3.  Menghindari Terjadinya Pemalsuan Identitas
Tujuan dari adanya pencatatan perkawinan juga untuk menghindari terjadinya pemalsuan atau penyimpangan hukum, sebab banyak juga akibat dari belum tertibnya pencatatan perkawinan pada beberapa tahun sebelumnya cukup banyak terjadi pemalsuan dokumen perkawinan antara lain dengan menyampaikan KTP yang masih berstatus belum menikah padahal telah menikah sebelumnya, selain itu ada juga yang berani memalsukan umur calon pengantin demi menghindari pelaksanaan dispensasi nikah yang akan memakan waktu yang panjang, begitu juga dengan pemalsuan agama calon pengantin yang bisa saja dipaluskan, bahkan baru-baru ini adapula yang justru memalsukan identitas jenis kelaminnya yang setelah terjadi perkawinan baru diketahui bahwa dirinya bukanlah perempuan, tetapi laki-laki. Hal-hal seperti inilah yang patut untuk dihindari dalam proses perkawinan sehingganya diberikan standar untuk melakukan pencatatan perkawinan untuk memastikan segala dokumen yang disampaikan adalah sah dan benar.

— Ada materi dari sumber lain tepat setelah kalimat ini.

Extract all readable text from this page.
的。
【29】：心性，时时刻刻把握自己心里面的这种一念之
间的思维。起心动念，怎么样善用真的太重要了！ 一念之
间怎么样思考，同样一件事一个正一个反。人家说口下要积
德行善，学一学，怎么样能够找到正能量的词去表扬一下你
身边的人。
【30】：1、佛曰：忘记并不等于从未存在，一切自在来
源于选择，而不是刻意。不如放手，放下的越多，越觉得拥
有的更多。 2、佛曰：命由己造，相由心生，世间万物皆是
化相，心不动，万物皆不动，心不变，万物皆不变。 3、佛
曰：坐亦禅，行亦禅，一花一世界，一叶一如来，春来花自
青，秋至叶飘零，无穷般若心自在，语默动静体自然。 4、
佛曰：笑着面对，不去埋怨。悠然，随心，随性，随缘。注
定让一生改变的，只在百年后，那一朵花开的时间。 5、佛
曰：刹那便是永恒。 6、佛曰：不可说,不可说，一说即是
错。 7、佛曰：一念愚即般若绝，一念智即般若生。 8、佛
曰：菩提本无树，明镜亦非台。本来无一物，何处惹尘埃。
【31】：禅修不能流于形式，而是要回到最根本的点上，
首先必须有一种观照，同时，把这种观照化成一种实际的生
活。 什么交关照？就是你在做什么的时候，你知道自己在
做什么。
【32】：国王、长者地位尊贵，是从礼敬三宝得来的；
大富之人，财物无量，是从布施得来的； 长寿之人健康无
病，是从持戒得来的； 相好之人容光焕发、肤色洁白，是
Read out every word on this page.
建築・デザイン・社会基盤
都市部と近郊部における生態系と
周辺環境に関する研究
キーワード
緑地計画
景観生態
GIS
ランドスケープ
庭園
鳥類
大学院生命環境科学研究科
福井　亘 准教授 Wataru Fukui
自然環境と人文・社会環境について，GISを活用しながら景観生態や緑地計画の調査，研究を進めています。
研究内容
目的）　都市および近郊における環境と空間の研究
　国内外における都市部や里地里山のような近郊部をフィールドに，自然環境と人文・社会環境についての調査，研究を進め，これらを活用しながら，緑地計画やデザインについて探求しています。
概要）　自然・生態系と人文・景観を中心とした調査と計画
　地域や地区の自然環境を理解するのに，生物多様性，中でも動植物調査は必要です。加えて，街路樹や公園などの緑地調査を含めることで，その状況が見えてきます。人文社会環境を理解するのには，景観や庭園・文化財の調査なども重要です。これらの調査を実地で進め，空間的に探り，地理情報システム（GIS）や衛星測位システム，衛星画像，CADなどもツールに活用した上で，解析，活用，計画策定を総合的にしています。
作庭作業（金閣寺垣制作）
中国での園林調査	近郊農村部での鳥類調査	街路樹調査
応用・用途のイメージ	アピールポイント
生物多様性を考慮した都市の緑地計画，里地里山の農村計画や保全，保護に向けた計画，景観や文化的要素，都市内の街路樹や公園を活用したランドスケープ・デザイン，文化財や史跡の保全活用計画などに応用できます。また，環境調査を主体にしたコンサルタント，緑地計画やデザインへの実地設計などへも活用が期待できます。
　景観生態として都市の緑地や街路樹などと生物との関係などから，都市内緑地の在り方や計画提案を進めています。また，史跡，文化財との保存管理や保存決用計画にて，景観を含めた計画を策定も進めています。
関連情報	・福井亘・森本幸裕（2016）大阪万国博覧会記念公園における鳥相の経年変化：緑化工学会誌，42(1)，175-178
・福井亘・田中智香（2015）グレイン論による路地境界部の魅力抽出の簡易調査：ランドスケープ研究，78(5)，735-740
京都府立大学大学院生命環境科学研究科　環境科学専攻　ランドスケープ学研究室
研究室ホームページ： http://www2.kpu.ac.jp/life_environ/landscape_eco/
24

Apa Saja Manfaat Dari Adanya Pencatatan Perkawinan...?

Pencatatan perkawinan merupakan syarat administratif perkawinan. Tetapi walaupun hanya sebagai suatu kewajiban administratif saja, ia mempunyai cakupan manfaat yang sangat besar bagi kepentingan dan kelangsungan suatu perkawinan. Manfaat dari pencatatan perkawinan ini adalah:

1.  Manfaat yang bersifat preventif yaitu untuk menanggulangi agar tidak terjadi kekurangan atau penyimpangan rukun dan syarat-syarat perkawinan baik menurut agama dan kepercayaannya ataupun menurut perundang-undangan yang berlaku di Indonesia. Dengan ini dapat dihindari pelanggar terhadap kompetensi relatif pegawai pencatat perkawinan. Atauc menghindari terjadinya pemalsuan (penyimpangan hukum), seperti identitas calon mempelai, status perkawinan, perbedaan agama dan usia calon mempelai tersebut.
2.  Manfaat akta nikah yang bersifat refresif yaitu bagi suami istri yang karena sesuatu perkawinannya tidak dibuktikan dengan akta nikah, Kompilasi Hukum Islam membuka kesempatan kepada mereka untuk mengajukan permohonan isbat nikah (penetapan) kepada Pengadilan Agama, pencatatan inilah disebut sebagai tindakan refresif, yang dimaksudkan untuk membentuk masyarakat, agar didalam melangsungkan perkawinan tidak hanya mementingkan aspek-aspek hukum fiqh saja, tetapi aspek-aspek keperdataannya juga perlu diperhatikan secara seimbang.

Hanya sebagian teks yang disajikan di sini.